Astrônomos descobrem vazio estelar no centro da Via Láctea

Por Redação | 26 de Setembro de 2016 às 12h02
photo_camera NASA

Uma equipe de astrônomos liderada por Noriyuki Matsunaga, da Universidade de Tóquio, descobriu uma parte considerável do espaço no centro da Via Láctea onde não há estrelas jovens. Este deserto estelar fica a 8.000 anos-luz do centro galáctico e a área não produz novas estrelas há centenas de milhões de anos. Para colocar em perspectiva, a Via Láctea tem uma extensão de 100 mil anos-luz. Ou seja, é espaço pra caramba sem nenhuma estrela.

A nossa galáxia possui bilhões de estrelas, algumas jovens e outras velhas. Ao medir a distribuição dessas estrelas, os astrônomos podem entender melhor como a Via Láctea se formou e evoluiu. Um tipo de estrela em particular, a Cefeida, está entre as mais novas de nossa galáxia, datando entre 10 e 300 milhões de anos. As Cerfeidas são facilmente detectáveis, pois elas pulsam em um padrão previsível. Além disso, esses ciclos de pulsação permitem que astrônomos estimem a distância e idade delas.

No entanto, achar este tipo de estrela no interior da Via Láctea é difícil, por causa da poeira interestelar que bloqueia nossa visão. Para espreitar essa região e ver se há Cerfeidas no Disco Extremo Interno do espaço, Matsunaga e sua equipe fizeram observações no infravermelho na região usando um telescópio japonês localizado na África do Sul. Eles, então, descobriram que dificilmente há Cerfeidas por lá, o que foi uma surpresa para eles.

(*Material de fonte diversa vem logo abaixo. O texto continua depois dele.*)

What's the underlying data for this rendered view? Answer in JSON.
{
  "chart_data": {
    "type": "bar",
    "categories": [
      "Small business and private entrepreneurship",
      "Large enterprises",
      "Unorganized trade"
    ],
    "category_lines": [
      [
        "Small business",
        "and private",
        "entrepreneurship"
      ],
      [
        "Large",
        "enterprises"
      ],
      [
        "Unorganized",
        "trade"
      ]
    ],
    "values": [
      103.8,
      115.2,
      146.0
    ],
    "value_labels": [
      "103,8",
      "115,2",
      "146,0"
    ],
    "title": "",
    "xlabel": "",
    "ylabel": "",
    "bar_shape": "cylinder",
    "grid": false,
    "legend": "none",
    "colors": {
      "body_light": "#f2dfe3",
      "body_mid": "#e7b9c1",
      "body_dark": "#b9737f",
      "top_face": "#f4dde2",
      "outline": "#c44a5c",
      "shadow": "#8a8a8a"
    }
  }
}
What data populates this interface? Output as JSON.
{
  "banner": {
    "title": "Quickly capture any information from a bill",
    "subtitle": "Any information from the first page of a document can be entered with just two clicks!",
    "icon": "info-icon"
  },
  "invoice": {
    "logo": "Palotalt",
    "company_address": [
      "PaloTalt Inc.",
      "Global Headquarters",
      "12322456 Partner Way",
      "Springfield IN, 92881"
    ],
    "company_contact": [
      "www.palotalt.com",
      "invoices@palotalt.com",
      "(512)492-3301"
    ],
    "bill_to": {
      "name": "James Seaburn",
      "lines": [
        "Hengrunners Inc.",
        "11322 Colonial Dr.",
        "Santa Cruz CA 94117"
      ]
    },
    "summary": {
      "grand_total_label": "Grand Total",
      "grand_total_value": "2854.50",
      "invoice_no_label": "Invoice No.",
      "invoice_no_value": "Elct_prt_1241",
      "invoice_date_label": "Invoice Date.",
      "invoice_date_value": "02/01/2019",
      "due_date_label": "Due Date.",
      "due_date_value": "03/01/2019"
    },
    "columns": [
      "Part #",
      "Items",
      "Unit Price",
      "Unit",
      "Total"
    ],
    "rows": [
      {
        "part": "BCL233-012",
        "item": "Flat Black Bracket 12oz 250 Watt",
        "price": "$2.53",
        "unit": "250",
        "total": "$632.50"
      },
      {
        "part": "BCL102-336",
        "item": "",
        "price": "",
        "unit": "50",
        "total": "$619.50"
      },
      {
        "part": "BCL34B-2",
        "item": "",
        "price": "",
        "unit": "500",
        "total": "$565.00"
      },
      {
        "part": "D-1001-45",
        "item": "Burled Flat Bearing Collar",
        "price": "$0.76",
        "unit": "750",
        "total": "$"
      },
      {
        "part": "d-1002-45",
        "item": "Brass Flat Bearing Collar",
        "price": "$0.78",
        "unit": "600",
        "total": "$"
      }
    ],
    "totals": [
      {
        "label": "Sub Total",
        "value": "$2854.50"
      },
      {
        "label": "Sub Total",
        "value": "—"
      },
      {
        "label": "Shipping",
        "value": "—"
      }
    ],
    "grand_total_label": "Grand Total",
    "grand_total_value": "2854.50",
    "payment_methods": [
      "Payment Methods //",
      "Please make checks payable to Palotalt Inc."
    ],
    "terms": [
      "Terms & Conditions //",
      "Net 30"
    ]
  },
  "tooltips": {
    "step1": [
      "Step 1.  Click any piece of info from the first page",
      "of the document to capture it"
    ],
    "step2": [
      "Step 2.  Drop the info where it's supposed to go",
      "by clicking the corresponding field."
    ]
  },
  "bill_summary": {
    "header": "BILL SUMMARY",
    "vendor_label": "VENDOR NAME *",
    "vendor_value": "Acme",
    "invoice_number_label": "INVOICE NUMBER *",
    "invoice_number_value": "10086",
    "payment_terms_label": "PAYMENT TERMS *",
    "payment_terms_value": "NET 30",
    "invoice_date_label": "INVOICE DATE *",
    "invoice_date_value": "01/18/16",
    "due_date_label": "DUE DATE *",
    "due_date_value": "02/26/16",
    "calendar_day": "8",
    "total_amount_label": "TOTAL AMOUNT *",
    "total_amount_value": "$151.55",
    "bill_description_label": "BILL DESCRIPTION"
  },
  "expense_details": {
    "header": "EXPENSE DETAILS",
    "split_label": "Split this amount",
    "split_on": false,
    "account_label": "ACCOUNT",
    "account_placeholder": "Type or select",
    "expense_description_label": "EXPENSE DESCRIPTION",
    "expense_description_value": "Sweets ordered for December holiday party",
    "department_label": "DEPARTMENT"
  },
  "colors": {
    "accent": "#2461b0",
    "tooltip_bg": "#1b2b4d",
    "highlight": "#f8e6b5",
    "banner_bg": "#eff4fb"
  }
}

Curiosamente, a descoberta coincide com o trabalho de radioastrônomos, que também concluíram que estrelas jovens não nasceram naquela região. Mais para frente, os astrônomos vão estudar o movimento e a composição química de novas Cerfeidas para entender melhor a formação e a evolução da Via Láctea — e por qual razão existe este núcleo estéril.